The “Tjapukai Cultural Park” features the Creation Legend, told using giant holograms and there are boomerang- and spear throwing demonstrations. You can buy authentic didgeridoos in the retail gallery.
A 4000 sqm saltwater swimming lagoon is on the “Cairns Foreshore Promenade”, which has also a “Esplanade Walking Trail”. The “Undersea World” offers a great family activity. You can watch the sharks being hand-fed at 10am, noon, 1.30pm and 3pm. 22km from Cairns are the “Cascade Falls” with series of beautiful swimming holes. Plenty of dive courses starting from Cairns, it is called the scuba-diving capital of the Barrier Reef.
Down the Barron, Tully, Russell and North Johnstone River are exciting white-water raftings. There are plenty of hostels in and around Cairns. Recommended and with pool are “Global Palace” and “Calypso Inn” with A$ 23 and A$ 18 per night and dorm. The “Cairns Girls Hostel” is one of the cheapest and cleanest hostels in the city centre. The costs for a night in a dorm are A$ 16.
The best time to visit Cainrs
The best time to visit Cairns, from past experience, would be the winter seasons (June, July, August). Although it may be muggy and humid, the temperatures are definitely more preferable than the scorching summers.
Cairns is a great base to visit other features of tropical North Queensland. From Cairns, the small town of Port Douglas sits 70km to the North and is a very popular destination for tourists and holidaymakers. This in mainly due to its close proximity to the Great Barrier Reef and laid back beach town atmosphere. Drive another 10km north and you’ll find Mossman gorge and the Daintree National Park, a lush rainforest perfect for camping, walking, and cycling.

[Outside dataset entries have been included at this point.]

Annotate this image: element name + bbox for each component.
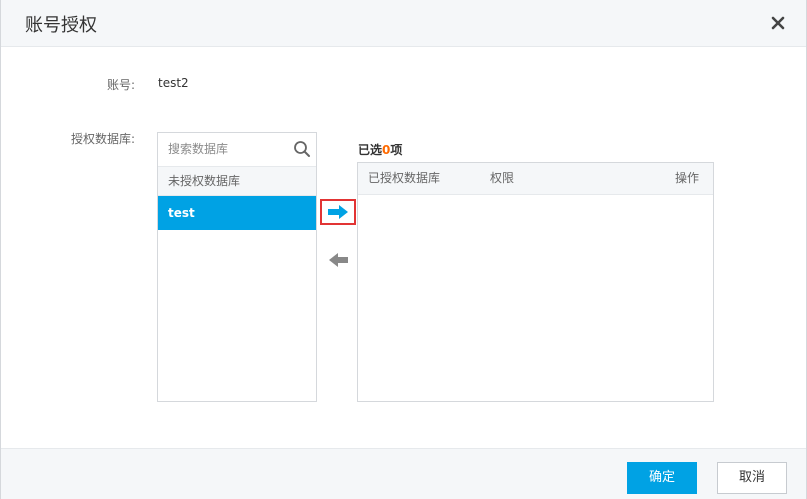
authorized-db-label: 授权数据库: bbox=[70, 132, 135, 146]
column-authorized-db: 已授权数据库 bbox=[368, 171, 441, 185]
search-button[interactable] bbox=[293, 140, 311, 158]
search-input[interactable] bbox=[158, 133, 298, 165]
dialog-footer: 确定 取消 bbox=[1, 448, 806, 499]
unauthorized-db-panel: 未授权数据库 test bbox=[157, 132, 317, 402]
list-item-test[interactable]: test bbox=[158, 196, 316, 230]
search-icon bbox=[294, 141, 310, 157]
move-right-button[interactable] bbox=[320, 199, 356, 225]
unauthorized-db-header: 未授权数据库 bbox=[158, 167, 316, 196]
account-value: test2 bbox=[158, 76, 189, 90]
selected-count-suffix: 项 bbox=[390, 143, 403, 157]
column-permission: 权限 bbox=[490, 171, 515, 185]
search-box bbox=[158, 133, 316, 167]
cancel-button[interactable]: 取消 bbox=[717, 462, 787, 494]
selected-count: 已选0项 bbox=[358, 141, 402, 158]
arrow-left-icon bbox=[329, 253, 348, 267]
authorized-db-panel: 已授权数据库 权限 操作 bbox=[357, 162, 714, 402]
close-icon bbox=[771, 16, 785, 30]
dialog-title: 账号授权 bbox=[25, 15, 97, 36]
authorized-table-header: 已授权数据库 权限 操作 bbox=[358, 163, 713, 195]
arrow-right-icon bbox=[328, 205, 348, 219]
close-button[interactable] bbox=[768, 13, 788, 33]
account-label: 账号: bbox=[106, 78, 135, 92]
confirm-button[interactable]: 确定 bbox=[627, 462, 697, 494]
move-left-button[interactable] bbox=[326, 250, 350, 270]
dialog-header: 账号授权 bbox=[1, 0, 806, 47]
selected-count-prefix: 已选 bbox=[358, 143, 383, 157]
column-action: 操作 bbox=[674, 171, 699, 185]
authorize-account-dialog: 账号授权 账号: test2 授权数据库: 未授权数据库 test bbox=[0, 0, 807, 499]
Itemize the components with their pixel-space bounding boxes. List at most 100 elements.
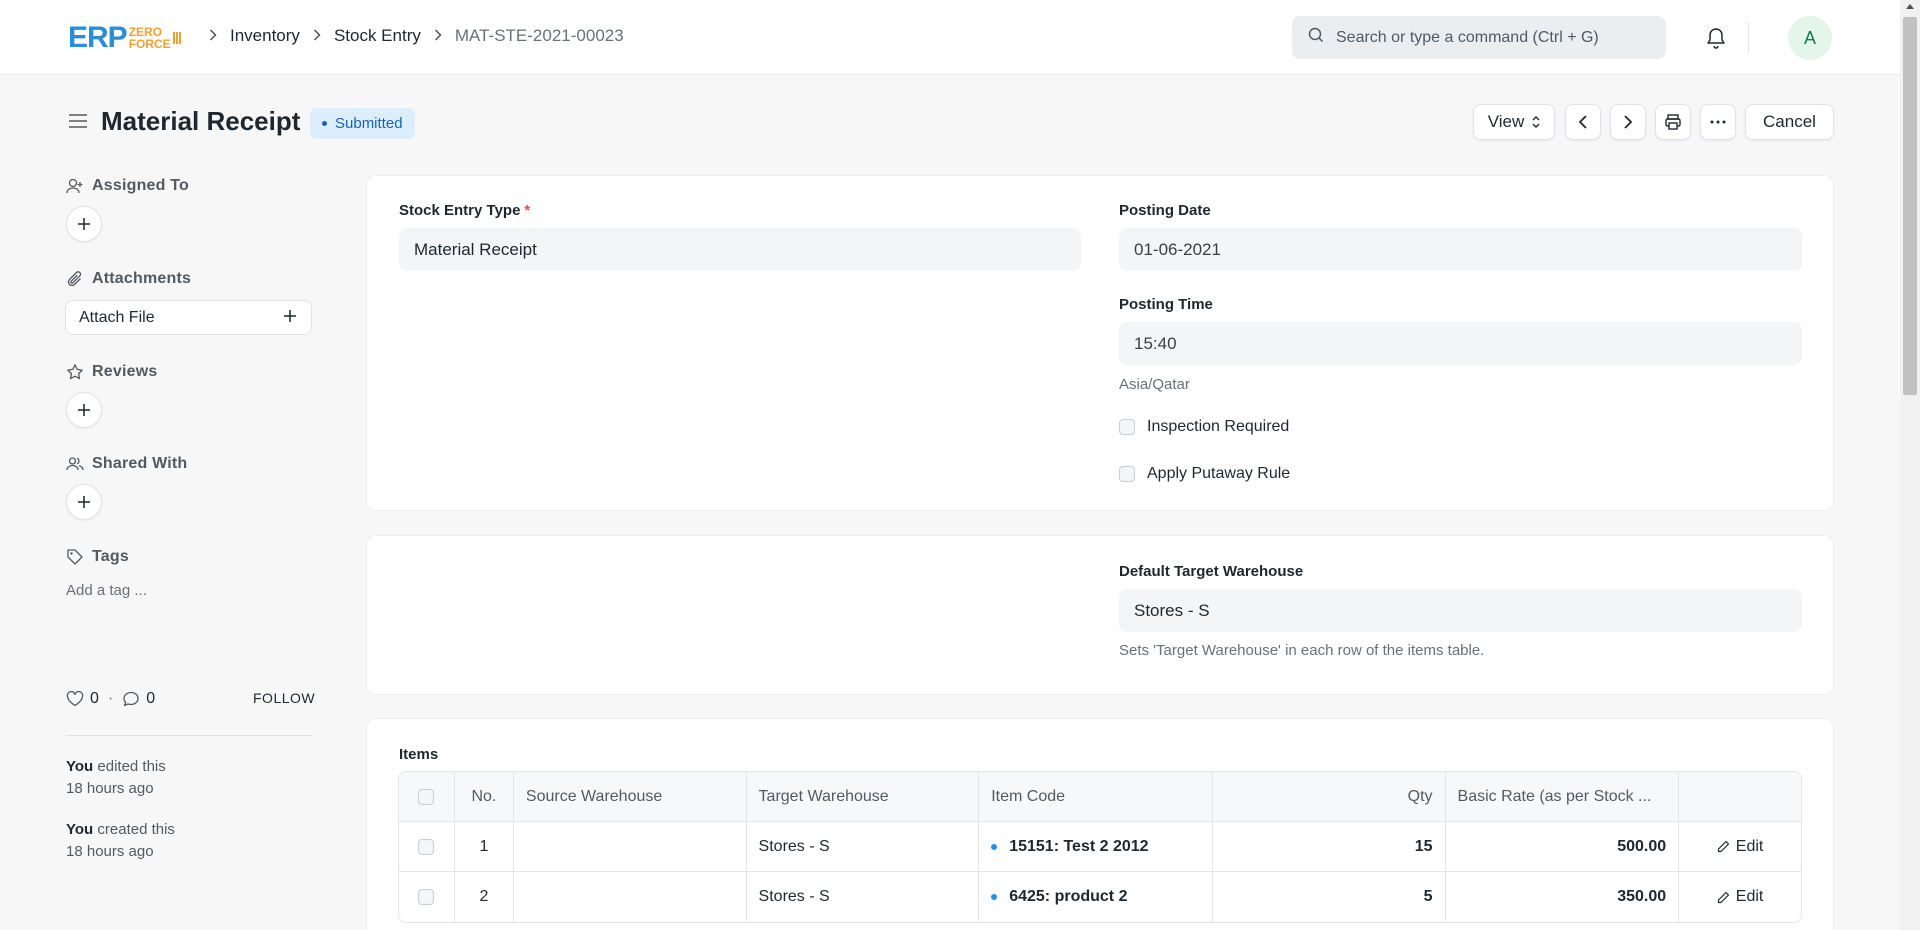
items-table: No. Source Warehouse Target Warehouse It… <box>398 771 1802 923</box>
logo-bars-icon <box>172 32 181 44</box>
notification-bell-icon[interactable] <box>1705 26 1727 55</box>
default-target-warehouse-field[interactable]: Stores - S <box>1119 589 1802 632</box>
row-target-warehouse[interactable]: Stores - S <box>747 872 980 922</box>
sidebar-divider <box>66 735 312 736</box>
breadcrumb-inventory[interactable]: Inventory <box>230 26 300 46</box>
updown-chevron-icon <box>1532 115 1540 129</box>
attach-file-label: Attach File <box>79 308 155 326</box>
chevron-right-icon <box>434 28 442 45</box>
apply-putaway-rule-checkbox[interactable] <box>1119 466 1135 482</box>
logo-main: ERP <box>68 21 128 54</box>
activity-item: You created this 18 hours ago <box>66 819 175 863</box>
page-title: Material Receipt <box>101 106 301 136</box>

Cairns is not without its unique wildlife, either.
In 1935, Cane toads were brought over from Hawaii and released into Northern Queensland, in an attempt to eliminate the sugar cane beetles, which were ruining the sugar cane plants. Since then, Cane toads have over populated significantly and are now considered a pest. These unattractive amphibians and can be found all over Northern Queensland. Other, more appealing animals, which can be found in this region, include The Green Tree Frogs, Dingoes, Koalas, Kangaroos, plus many more.
Wondering what you might need to pack for the unusual Cairns climate?
Here’s a list of the top five must-have items to make sure you pack!
- Sunscreen. The Australian sun is very strong, with Skin Cancer and Melanoma’s a leading killer in Australia. For this reason, you’ll want to pack a good SPF 30+
- Thongs. Yes, the type for your feet. Thongs are a very popular trend in Australia, and in hot climate usually the preferable type of footwear.
- Swimwear. The best way to cool of after a hot and humid day is definitely swimming. Whether in the Ocean or a pool, bathers are a must!
- Insect repellent. ‘Mozzies’, more commonly known as mosquitoes, love the warm weather and usually come out around dusk. Without some sort of repellent you’ll wake up the next morning covered in bites, and very itchy.
- Water Bottle. In the heat you can get dehydrated quickly, its recommended that you have a reliable water bottle with you when you leave the house.
Hat and Sunnies. Both of these are equally important, to protect from the Aussie sun. The last thing you want on your holiday is to get burnt, so taking all the necessary precautions to avoid too much sun exposure will optimize you’re stay in Cairns.